= Robert Fox (antiquarian) =

British antiquarian

Robert Fox (2 March 1798, Godmanchester, England – 7 June 1843, Godmanchester) was an English antiquarian.

==Life==

He was the second surviving son of John Fox (1748-1817), cabinet maker and upholsterer, of Huntingdon, and second wife, Frances Maples (1760-1845).

Fox was admitted a member of the Royal College of Surgeons on 5 March 1819, and practised in Huntingdon and the neighbourhood. He was the founder of the Literary and Scientific Institution of Huntingdon in 1841, and was himself an able lecturer on subjects connected with antiquities, geology, natural history, and philosophy. His only publication, The History of Godmanchester, in the county of Huntingdon, 8vo, London, 1831, one of the best of its class, gained him admission to the Society of Antiquaries. He was also a member of the Numismatic Society. In 1826 and 1831 he served as a bailiff of Godmanchester.

== Family ==

In 1821 at Godmanchester he married firstly Jane Ashton (1792-1831), daughter of Edward Ashton, of Old Weston, Huntingdonshire, and they had five children, three died young; her sister Elizabeth had married his elder brother, George Morris Fox in 1818. Their two surviving sons were Dr. Henry Erasmus Fox (1825-1869) and Conrad Fox (1826-1871), chemist, druggist, who went to New York. Jane Fox died in 1831.

In 1832 he married secondly Anne Taylor (1806–1877), sister of Rev.
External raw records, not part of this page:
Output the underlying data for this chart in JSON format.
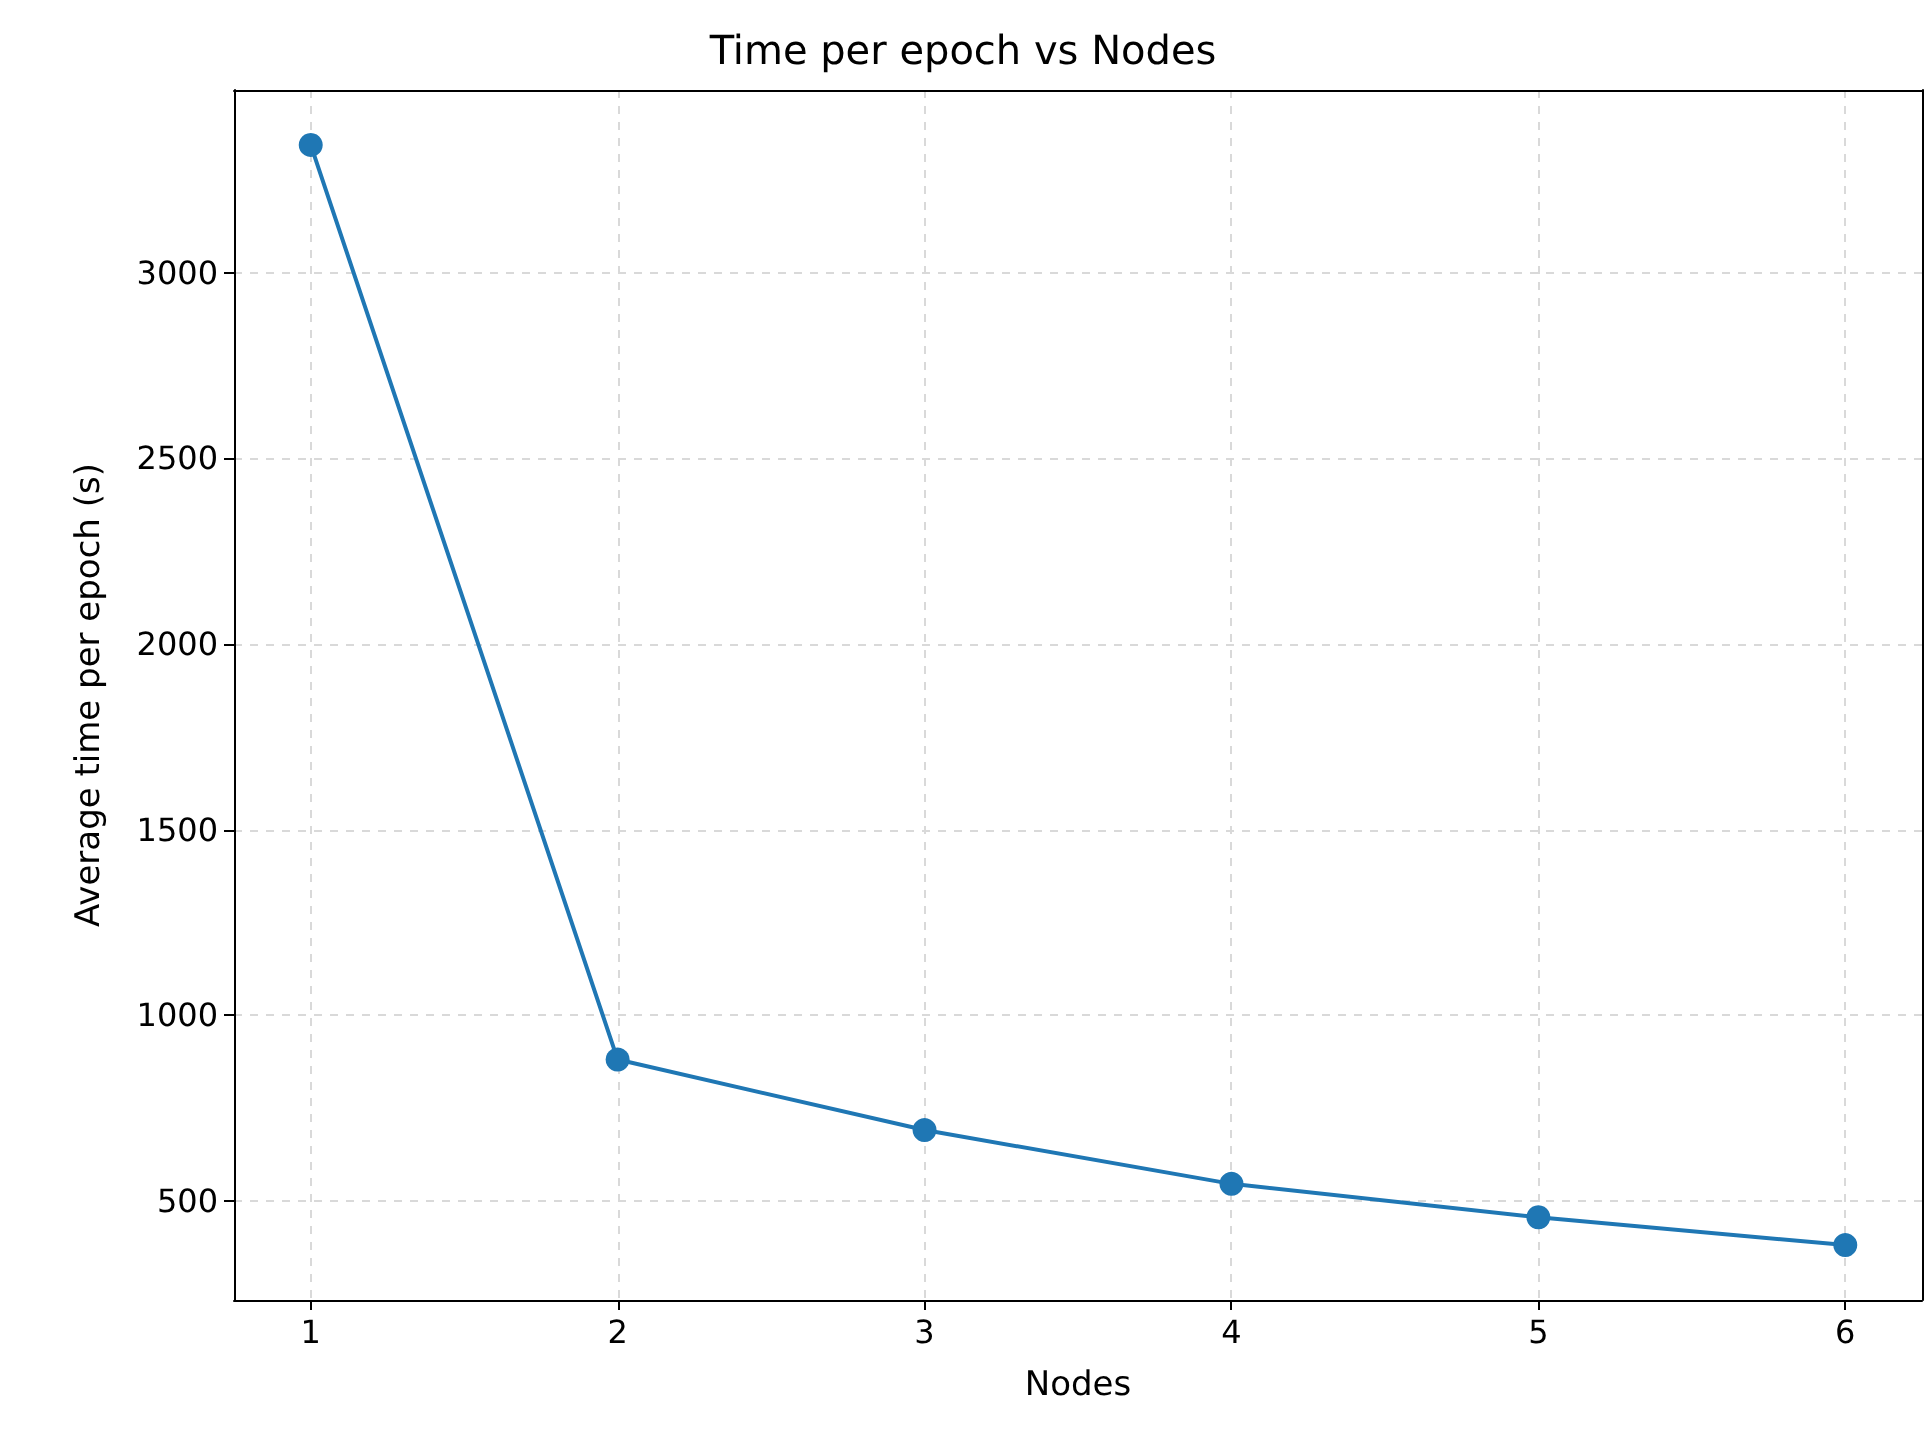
{
  "chart_data": {
    "type": "line",
    "title": "Time per epoch vs Nodes",
    "xlabel": "Nodes",
    "ylabel": "Average time per epoch (s)",
    "x": [
      1,
      2,
      3,
      4,
      5,
      6
    ],
    "series": [
      {
        "color": "#1f77b4",
        "values": [
          3345,
          880,
          690,
          545,
          455,
          380
        ]
      }
    ],
    "xlim": [
      0.75,
      6.25
    ],
    "xticks": [
      1,
      2,
      3,
      4,
      5,
      6
    ],
    "ylim": [
      232,
      3493
    ],
    "yticks": [
      500,
      1000,
      1500,
      2000,
      2500,
      3000
    ],
    "grid": true,
    "marker": "circle",
    "line_style": "solid"
  }
}
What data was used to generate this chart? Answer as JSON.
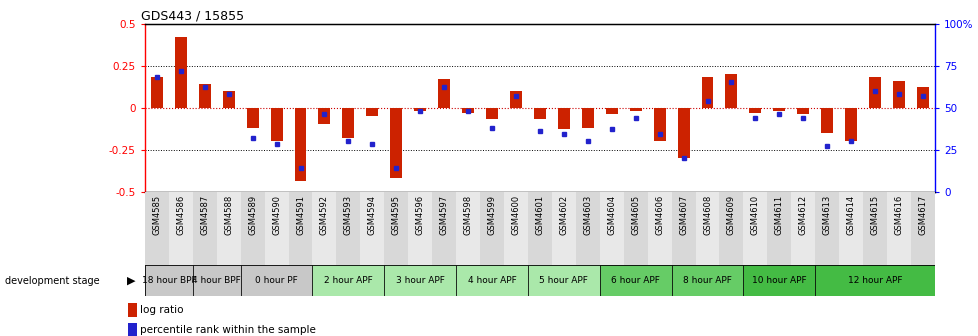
{
  "title": "GDS443 / 15855",
  "samples": [
    "GSM4585",
    "GSM4586",
    "GSM4587",
    "GSM4588",
    "GSM4589",
    "GSM4590",
    "GSM4591",
    "GSM4592",
    "GSM4593",
    "GSM4594",
    "GSM4595",
    "GSM4596",
    "GSM4597",
    "GSM4598",
    "GSM4599",
    "GSM4600",
    "GSM4601",
    "GSM4602",
    "GSM4603",
    "GSM4604",
    "GSM4605",
    "GSM4606",
    "GSM4607",
    "GSM4608",
    "GSM4609",
    "GSM4610",
    "GSM4611",
    "GSM4612",
    "GSM4613",
    "GSM4614",
    "GSM4615",
    "GSM4616",
    "GSM4617"
  ],
  "log_ratio": [
    0.18,
    0.42,
    0.14,
    0.1,
    -0.12,
    -0.2,
    -0.44,
    -0.1,
    -0.18,
    -0.05,
    -0.42,
    -0.02,
    0.17,
    -0.03,
    -0.07,
    0.1,
    -0.07,
    -0.13,
    -0.12,
    -0.04,
    -0.02,
    -0.2,
    -0.3,
    0.18,
    0.2,
    -0.03,
    -0.02,
    -0.04,
    -0.15,
    -0.2,
    0.18,
    0.16,
    0.12
  ],
  "percentile": [
    68,
    72,
    62,
    58,
    32,
    28,
    14,
    46,
    30,
    28,
    14,
    48,
    62,
    48,
    38,
    57,
    36,
    34,
    30,
    37,
    44,
    34,
    20,
    54,
    65,
    44,
    46,
    44,
    27,
    30,
    60,
    58,
    57
  ],
  "stage_groups": [
    {
      "label": "18 hour BPF",
      "start": 0,
      "end": 2,
      "color": "#c8c8c8"
    },
    {
      "label": "4 hour BPF",
      "start": 2,
      "end": 4,
      "color": "#c8c8c8"
    },
    {
      "label": "0 hour PF",
      "start": 4,
      "end": 7,
      "color": "#c8c8c8"
    },
    {
      "label": "2 hour APF",
      "start": 7,
      "end": 10,
      "color": "#aae8aa"
    },
    {
      "label": "3 hour APF",
      "start": 10,
      "end": 13,
      "color": "#aae8aa"
    },
    {
      "label": "4 hour APF",
      "start": 13,
      "end": 16,
      "color": "#aae8aa"
    },
    {
      "label": "5 hour APF",
      "start": 16,
      "end": 19,
      "color": "#aae8aa"
    },
    {
      "label": "6 hour APF",
      "start": 19,
      "end": 22,
      "color": "#66cc66"
    },
    {
      "label": "8 hour APF",
      "start": 22,
      "end": 25,
      "color": "#66cc66"
    },
    {
      "label": "10 hour APF",
      "start": 25,
      "end": 28,
      "color": "#44bb44"
    },
    {
      "label": "12 hour APF",
      "start": 28,
      "end": 33,
      "color": "#44bb44"
    }
  ],
  "ylim": [
    -0.5,
    0.5
  ],
  "y2lim": [
    0,
    100
  ],
  "bar_color": "#cc2200",
  "dot_color": "#2222cc",
  "zero_line_color": "#cc0000",
  "title_fontsize": 9,
  "tick_bg_odd": "#d8d8d8",
  "tick_bg_even": "#e8e8e8"
}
Richard Taylor who had married his youngest sister Mary Caroline Fox in 1829. She was the only daughter of Richard Taylor (1762-1818) and Catherine Spencer (1769-1810), and they had one daughter, Anne Taylor Fox (1839 Letwell, Yorkshire-1893 Godmanchester), who died unmarried.

== Death ==

Fox died in Godmanchester on 8 June 1843, aged forty-five, highly regarded for his benevolence.

Fox left a small but choice collection of coins and antiquities, mostly local 'finds.' This, together with his philosophical apparatus, was purchased by subscription after his death, and placed in the Huntingdon Literary and Scientific Institution as a testimonial to his memory.